Direct answer (40 words): Nested JSON in Role.permissions maps cleanly to sidebar modules and CRUD without explosion of enums; dot-path hasPermission keeps checks readable; JWT callbacks refresh role data on update and invalidate sessions after 24h inactivity—aligning with procurement audit expectations.

Problem

Flat RBAC (ADMIN | BUYER) breaks when finance, approvers, and supplier managers need read on one module and write on another.
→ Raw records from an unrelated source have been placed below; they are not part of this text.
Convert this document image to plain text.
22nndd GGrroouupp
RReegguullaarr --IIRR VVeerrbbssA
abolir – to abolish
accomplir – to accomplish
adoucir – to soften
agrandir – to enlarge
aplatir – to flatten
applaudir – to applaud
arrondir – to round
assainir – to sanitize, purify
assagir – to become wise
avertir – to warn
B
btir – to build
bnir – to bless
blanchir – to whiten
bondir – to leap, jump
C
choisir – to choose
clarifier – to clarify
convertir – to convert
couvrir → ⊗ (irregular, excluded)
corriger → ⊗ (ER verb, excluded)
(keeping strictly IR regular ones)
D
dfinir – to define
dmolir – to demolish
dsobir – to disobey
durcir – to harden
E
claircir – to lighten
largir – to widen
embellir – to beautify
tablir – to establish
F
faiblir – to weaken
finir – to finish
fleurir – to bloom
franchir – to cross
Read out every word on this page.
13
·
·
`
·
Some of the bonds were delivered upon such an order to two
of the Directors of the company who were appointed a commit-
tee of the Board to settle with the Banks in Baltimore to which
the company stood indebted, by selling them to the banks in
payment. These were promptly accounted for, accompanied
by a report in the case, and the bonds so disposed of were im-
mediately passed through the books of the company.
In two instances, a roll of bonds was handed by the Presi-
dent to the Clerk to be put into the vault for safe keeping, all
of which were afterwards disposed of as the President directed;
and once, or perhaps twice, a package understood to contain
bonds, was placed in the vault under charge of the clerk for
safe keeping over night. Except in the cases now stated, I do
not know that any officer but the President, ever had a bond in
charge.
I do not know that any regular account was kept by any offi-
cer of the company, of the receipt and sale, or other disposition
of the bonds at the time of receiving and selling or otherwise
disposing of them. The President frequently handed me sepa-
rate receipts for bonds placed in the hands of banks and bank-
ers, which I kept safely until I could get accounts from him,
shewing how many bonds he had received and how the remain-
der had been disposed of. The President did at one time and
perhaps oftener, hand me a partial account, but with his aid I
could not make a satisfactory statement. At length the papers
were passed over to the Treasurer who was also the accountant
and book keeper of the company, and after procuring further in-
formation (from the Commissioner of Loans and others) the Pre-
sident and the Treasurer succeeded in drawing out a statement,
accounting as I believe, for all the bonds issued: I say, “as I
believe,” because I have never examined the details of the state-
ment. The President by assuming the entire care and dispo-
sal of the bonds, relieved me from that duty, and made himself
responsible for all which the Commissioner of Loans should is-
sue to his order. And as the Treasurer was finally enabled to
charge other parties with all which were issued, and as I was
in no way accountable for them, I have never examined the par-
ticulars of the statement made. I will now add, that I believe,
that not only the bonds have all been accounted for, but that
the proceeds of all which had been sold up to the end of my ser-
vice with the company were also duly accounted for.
Storing structured permissions per role and evaluating them with a stable API avoids duplicating logic in every server action.

Pattern: hasPermission + path navigation

function getByPath(obj: unknown, path: string): unknown {
  return path.split(".").reduce<unknown>((acc, key) => {
    if (!acc || typeof acc !== "object") return undefined;
    return (acc as Record<string, unknown>)[key];
  }, obj);
}

export function hasPermission(
  permissions: Permissions | null | undefined,
  path: string,
  action: PermissionAction
): boolean {
  if (!permissions) return false;
  const node = getByPath(permissions, path);
  if (!node || typeof node !== "object") return false;
  return Boolean((node as PermissionNode)[action]);
}

Pattern: JWT hydration and legacy fallback

On login, the user’s role JSON is loaded; on session update or refresh, Prisma re-fetches the role and merges permissions, falling back to legacy maps when JSON is missing:

        if (dbUser) {
          (token as any).role = dbUser.role?.name ?? "BUYER";
          (token as any).roleId = dbUser.roleId;
          (token as any).permissions =
            (dbUser.role?.permissions as Permissions | undefined) ??
            getPermissionsFromLegacyRole(dbUser.role?.name ?? null);
          (token as any).departmentId = dbUser.departmentId ?? null;
          (token as any).departmentIds = Array.isArray(dbUser.departmentIds)
            ? dbUser.departmentIds
            : (dbUser.departmentIds as string[] | null) ?? null;
          (token as any).phone = dbUser.phone ?? null;
          (token as any).jobTitle = dbUser.jobTitle ?? null;
          token.name = dbUser.name;
        }

Inactivity guardrail

      const nowSeconds = Math.floor(Date.now() / 1000);
      const lastActivityAt = (token as any).lastActivityAt as number | undefined;

      // Force re-login after 24h of inactivity.
      if (!user && lastActivityAt && nowSeconds - lastActivityAt > INACTIVITY_TIMEOUT_SECONDS) {
        return {} as any;
      }

Takeaway

Combine structured permissions with session refresh so permission changes in the database propagate without forcing every user to log out on deploy—while still enforcing idle timeout for shared workstations.